BRASÍLIA, DF (FOLHAPRESS) – O governo do presidente Luiz Inácio Lula da Silva (PT) editou uma MP (medida provisória) que restringe o uso de créditos tributários do PIS/Cofins como compensação para bancar a desoneração da folha para empresas de 17 setores e de municípios com até 156 mil habitantes. O Ministério da Fazenda batizou a medida de MP do equilíbrio fiscal.
Como mostrou a Folha na semana passada, a proposta foi apresentada pelo governo na semana passada a algumas lideranças do Congresso Nacional. O governo espera arrecadar até R$ 29,2 bilhões com a medida em 2024.
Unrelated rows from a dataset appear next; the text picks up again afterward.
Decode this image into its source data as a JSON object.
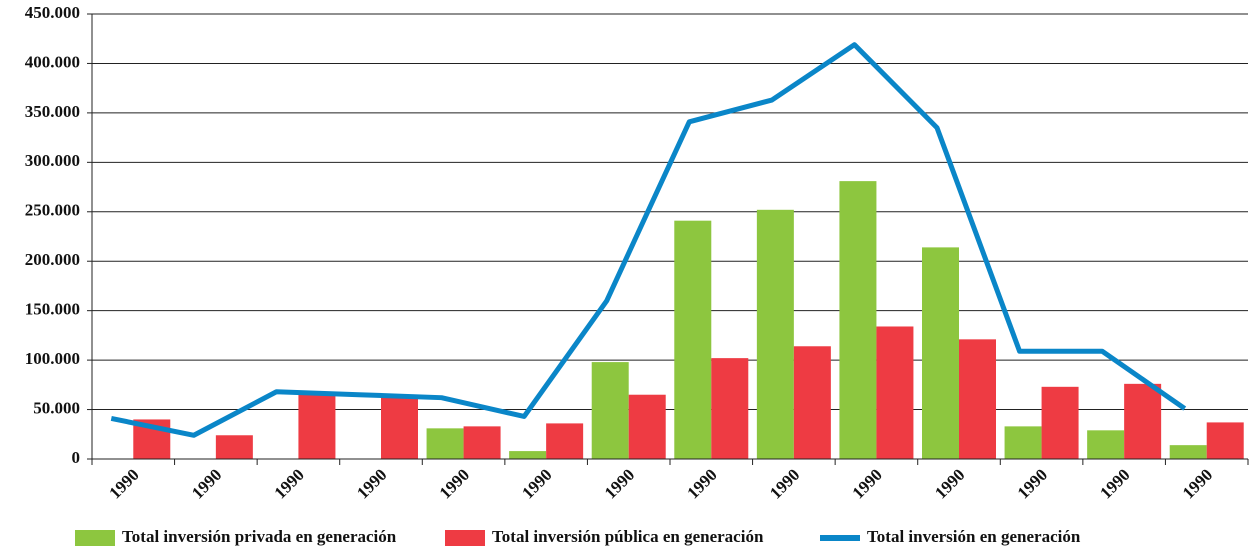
{
  "chart_data": {
    "type": "bar",
    "categories": [
      "1990",
      "1990",
      "1990",
      "1990",
      "1990",
      "1990",
      "1990",
      "1990",
      "1990",
      "1990",
      "1990",
      "1990",
      "1990",
      "1990"
    ],
    "series": [
      {
        "name": "Total inversión privada en generación",
        "color": "#8dc63f",
        "type": "bar",
        "values": [
          0,
          0,
          0,
          0,
          31000,
          8000,
          98000,
          241000,
          252000,
          281000,
          214000,
          33000,
          29000,
          14000
        ]
      },
      {
        "name": "Total inversión pública en generación",
        "color": "#ee3b43",
        "type": "bar",
        "values": [
          40000,
          24000,
          67000,
          64000,
          33000,
          36000,
          65000,
          102000,
          114000,
          134000,
          121000,
          73000,
          76000,
          37000
        ]
      },
      {
        "name": "Total inversión en generación",
        "color": "#0a86c8",
        "type": "line",
        "values": [
          41000,
          24000,
          68000,
          65000,
          62000,
          43000,
          160000,
          341000,
          363000,
          419000,
          335000,
          109000,
          109000,
          51000
        ]
      }
    ],
    "ylim": [
      0,
      450000
    ],
    "yticks": [
      0,
      {
        "value": 50000,
        "label": "50.000"
      },
      {
        "value": 100000,
        "label": "100.000"
      },
      {
        "value": 150000,
        "label": "150.000"
      },
      {
        "value": 200000,
        "label": "200.000"
      },
      {
        "value": 250000,
        "label": "250.000"
      },
      {
        "value": 300000,
        "label": "300.000"
      },
      {
        "value": 350000,
        "label": "350.000"
      },
      {
        "value": 400000,
        "label": "400.000"
      },
      {
        "value": 450000,
        "label": "450.000"
      }
    ],
    "grid": true,
    "legend": "bottom"
  }
}
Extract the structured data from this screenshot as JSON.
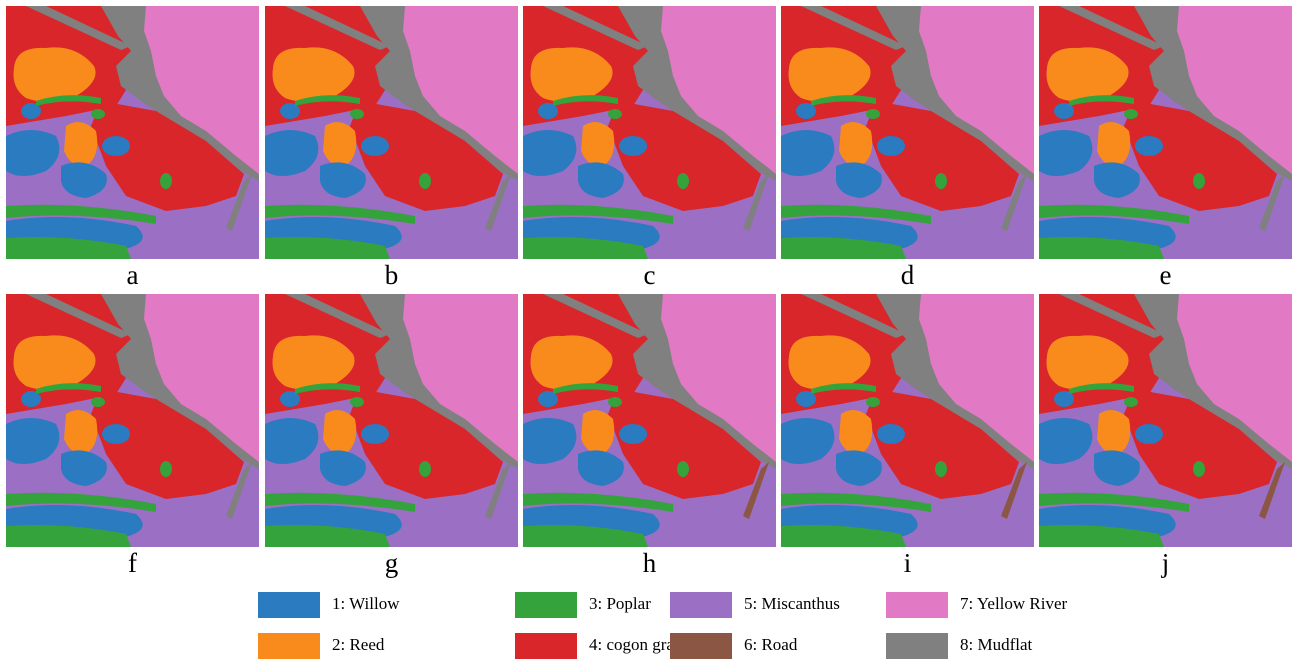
{
  "colors": {
    "willow": "#2b7bc0",
    "reed": "#f98b1c",
    "poplar": "#34a33c",
    "cogon": "#d9262b",
    "miscanthus": "#9a6fc4",
    "road": "#8c5645",
    "river": "#e279c4",
    "mudflat": "#808080"
  },
  "panels": [
    {
      "id": "a",
      "label": "a"
    },
    {
      "id": "b",
      "label": "b"
    },
    {
      "id": "c",
      "label": "c"
    },
    {
      "id": "d",
      "label": "d"
    },
    {
      "id": "e",
      "label": "e"
    },
    {
      "id": "f",
      "label": "f"
    },
    {
      "id": "g",
      "label": "g"
    },
    {
      "id": "h",
      "label": "h"
    },
    {
      "id": "i",
      "label": "i"
    },
    {
      "id": "j",
      "label": "j"
    }
  ],
  "legend": [
    {
      "label": "1: Willow",
      "color": "#2b7bc0"
    },
    {
      "label": "3: Poplar",
      "color": "#34a33c"
    },
    {
      "label": "5: Miscanthus",
      "color": "#9a6fc4"
    },
    {
      "label": "7: Yellow River",
      "color": "#e279c4"
    },
    {
      "label": "2: Reed",
      "color": "#f98b1c"
    },
    {
      "label": "4: cogon grass",
      "color": "#d9262b"
    },
    {
      "label": "6: Road",
      "color": "#8c5645"
    },
    {
      "label": "8: Mudflat",
      "color": "#808080"
    }
  ]
}
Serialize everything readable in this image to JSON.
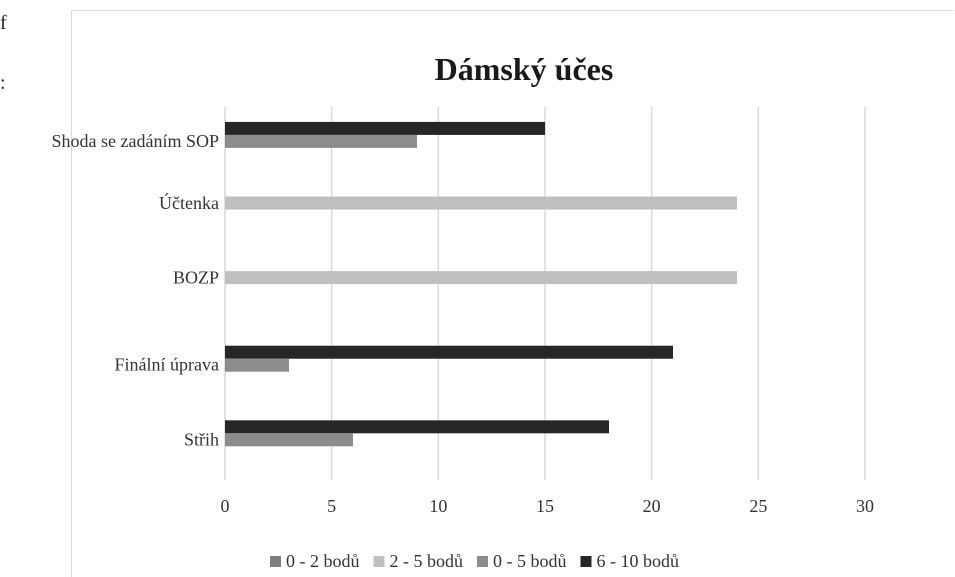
{
  "side_text": [
    "f",
    ":"
  ],
  "chart_data": {
    "type": "bar",
    "orientation": "horizontal",
    "title": "Dámský účes",
    "categories": [
      "Shoda se zadáním SOP",
      "Účtenka",
      "BOZP",
      "Finální úprava",
      "Střih"
    ],
    "series": [
      {
        "name": "0 - 2 bodů",
        "values": [
          0,
          0,
          0,
          0,
          0
        ],
        "color": "#7f7f7f"
      },
      {
        "name": "2 - 5 bodů",
        "values": [
          0,
          24,
          24,
          0,
          0
        ],
        "color": "#bfbfbf"
      },
      {
        "name": "0 - 5 bodů",
        "values": [
          9,
          0,
          0,
          3,
          6
        ],
        "color": "#8c8c8c"
      },
      {
        "name": "6 - 10 bodů",
        "values": [
          15,
          0,
          0,
          21,
          18
        ],
        "color": "#262626"
      }
    ],
    "xlim": [
      0,
      30
    ],
    "xticks": [
      0,
      5,
      10,
      15,
      20,
      25,
      30
    ],
    "grid": true,
    "legend_position": "bottom"
  }
}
O valor é mais do que suficiente para compensar a perda de arrecadação de R$ 26,3 bilhões estimada pelo Ministério da Fazenda com a desoneração da folha (R$ 15,8 bilhões das empresas e R$ 10,5 bilhões dos municípios).
A medida do governo atua em duas frentes. Em uma delas, o governo vai restringir o uso de créditos tributários de PIS/Cofins, obtidos pelo recolhimento do tributo na aquisição de insumos. Hoje, eles podem ser usados para abater o saldo devedor de outros tributos inclusive contribuições à Previdência. A prática é chamada de compensação cruzada.
Com a MP, o aproveitamento do crédito só será permitido para abater o próprio PIS/Cofins. A mudança tem potencial para elevar a arrecadação em até R$ 17,5 bilhões neste ano, segundo a Fazenda.
Na segunda frente, o governo vai restringir o uso do crédito presumido do PIS/Cofins, uma espécie de benefício fiscal concedido com a intenção de fomentar algumas atividades econômicas e mitigar o efeito cumulativo dos impostos.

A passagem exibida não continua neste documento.